Internships and co. give you the opportunity to gain work experience in international cooperation. How do they differ? Our coach, Beat Geiser, gives some answers.
As a young person interested in international cooperation, what should I look for?
It depends on your situation. In general, internships are intended for students or graduates with very little or no experience. Traineeships and junior programmes often require at least some initial work experience. However, there is no universal definition and not all organisations use these terms the same way.
What to pay attention to when looking for an internship?
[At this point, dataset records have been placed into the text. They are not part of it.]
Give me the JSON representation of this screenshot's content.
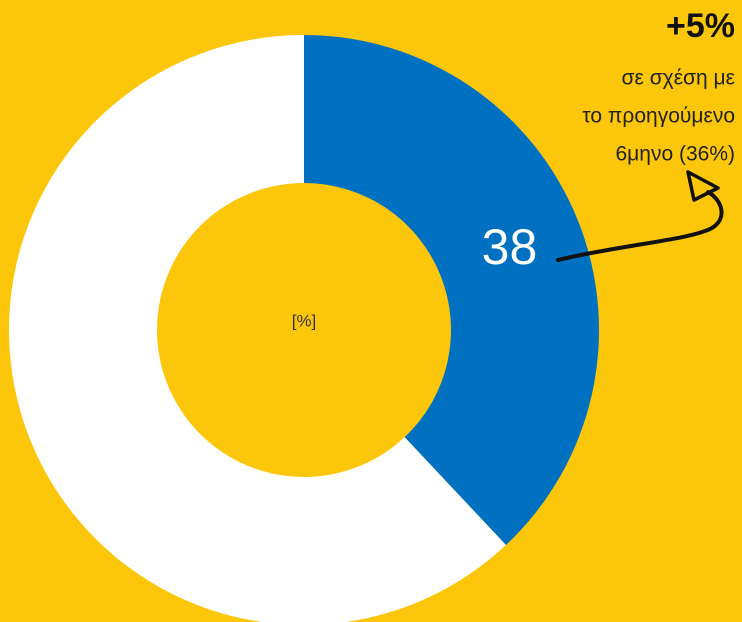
{
  "chart_data": {
    "type": "donut",
    "values": [
      38,
      62
    ],
    "colors": [
      "#0070c0",
      "#ffffff"
    ],
    "center_label": "[%]",
    "annotation": {
      "title": "+5%",
      "lines": [
        "σε σχέση με",
        "το προηγούμενο",
        "6μηνο (36%)"
      ]
    }
  }
}
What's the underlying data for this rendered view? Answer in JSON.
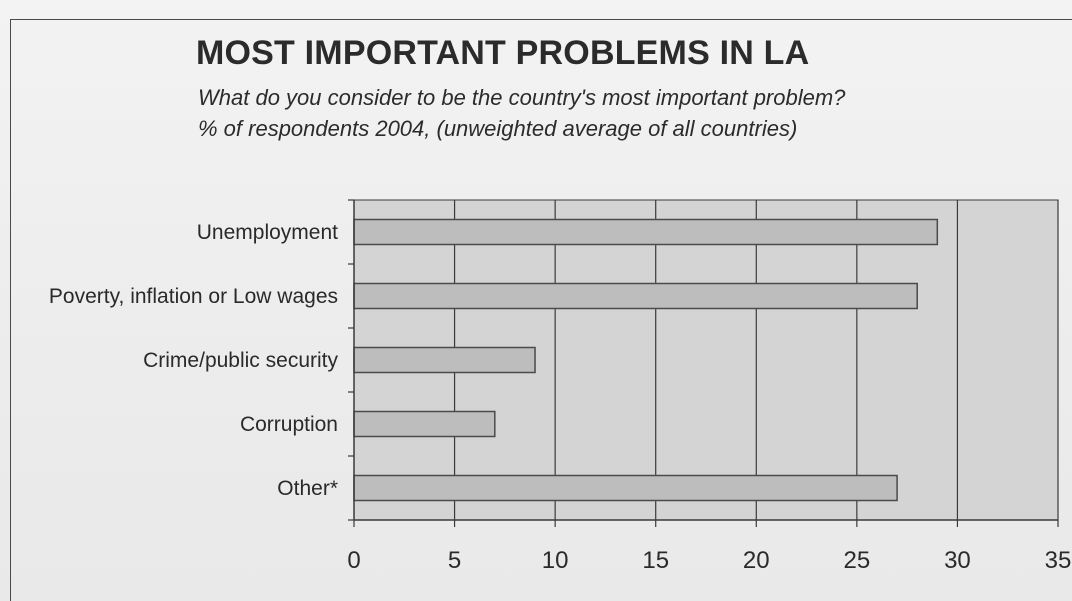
{
  "title": "MOST IMPORTANT PROBLEMS IN LA",
  "subtitle_line1": "What do you consider to be the country's most important problem?",
  "subtitle_line2": "% of respondents 2004, (unweighted average of all countries)",
  "colors": {
    "plot_background": "#d4d4d4",
    "bar_fill": "#bdbdbd",
    "bar_stroke": "#4a4a4a",
    "grid": "#3a3a3a"
  },
  "chart_data": {
    "type": "bar",
    "orientation": "horizontal",
    "title": "MOST IMPORTANT PROBLEMS IN LA",
    "subtitle": "What do you consider to be the country's most important problem? % of respondents 2004, (unweighted average of all countries)",
    "categories": [
      "Unemployment",
      "Poverty, inflation or Low wages",
      "Crime/public security",
      "Corruption",
      "Other*"
    ],
    "values": [
      29,
      28,
      9,
      7,
      27
    ],
    "xlabel": "",
    "ylabel": "",
    "xlim": [
      0,
      35
    ],
    "xticks": [
      0,
      5,
      10,
      15,
      20,
      25,
      30,
      35
    ],
    "grid": true,
    "legend": "none"
  }
}
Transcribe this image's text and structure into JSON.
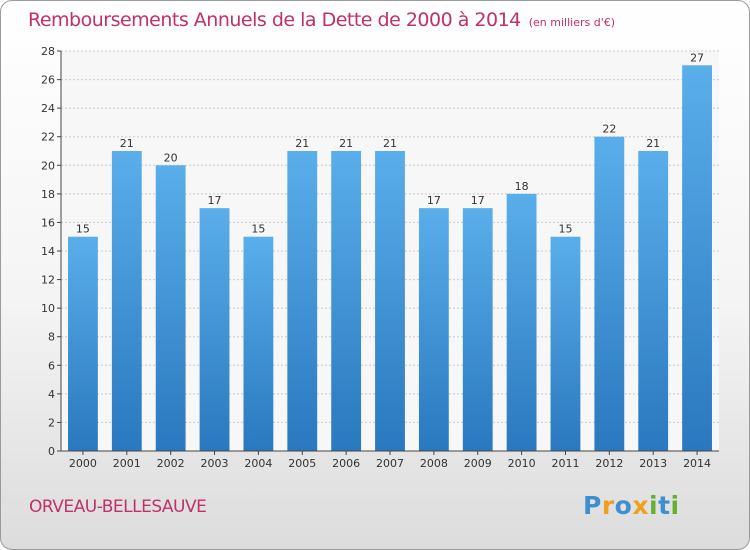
{
  "chart_data": {
    "type": "bar",
    "title": "Remboursements Annuels de la Dette de 2000 à 2014",
    "subtitle": "(en milliers d'€)",
    "categories": [
      "2000",
      "2001",
      "2002",
      "2003",
      "2004",
      "2005",
      "2006",
      "2007",
      "2008",
      "2009",
      "2010",
      "2011",
      "2012",
      "2013",
      "2014"
    ],
    "values": [
      15,
      21,
      20,
      17,
      15,
      21,
      21,
      21,
      17,
      17,
      18,
      15,
      22,
      21,
      27
    ],
    "ylim": [
      0,
      28
    ],
    "yticks": [
      0,
      2,
      4,
      6,
      8,
      10,
      12,
      14,
      16,
      18,
      20,
      22,
      24,
      26,
      28
    ],
    "grid": true,
    "bar_color": "#3a8fd6"
  },
  "footer": {
    "commune": "ORVEAU-BELLESAUVE",
    "logo_letters": [
      "P",
      "r",
      "o",
      "x",
      "i",
      "t",
      "i"
    ],
    "logo_colors": [
      "#3e8ed0",
      "#f0a020",
      "#3e8ed0",
      "#f0a020",
      "#66b030",
      "#3e8ed0",
      "#66b030"
    ]
  }
}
Not all internships have the same value! For instance, look out for differences in being actively involved in projects or performing administrative tasks. Try to understand what you will be learning: will it be at the level of tasks, or a topic, or will you be getting to know the functioning of a type of organisation? All of them can be valuable.
Try to understand what you will be learning.
Does a traineeship open the door to a job in the same organisation?
Unlike other sectors, this is often not the case in international cooperation. Traineeships are a practical way to gain further work experience and develop your competencies. The overarching goal is your retention not in the organisation but in the sector.
The overarching goal is your retention not in the organisation but in the sector.
What about junior programmes?
Programmes are the realm of large organisations. They are more structured, including selection criteria (e.g. rigid age limits). In some cases, retention is part of the objectives. Programmes are often highly competitive, with exceptions for specific profiles, like finance or human resources.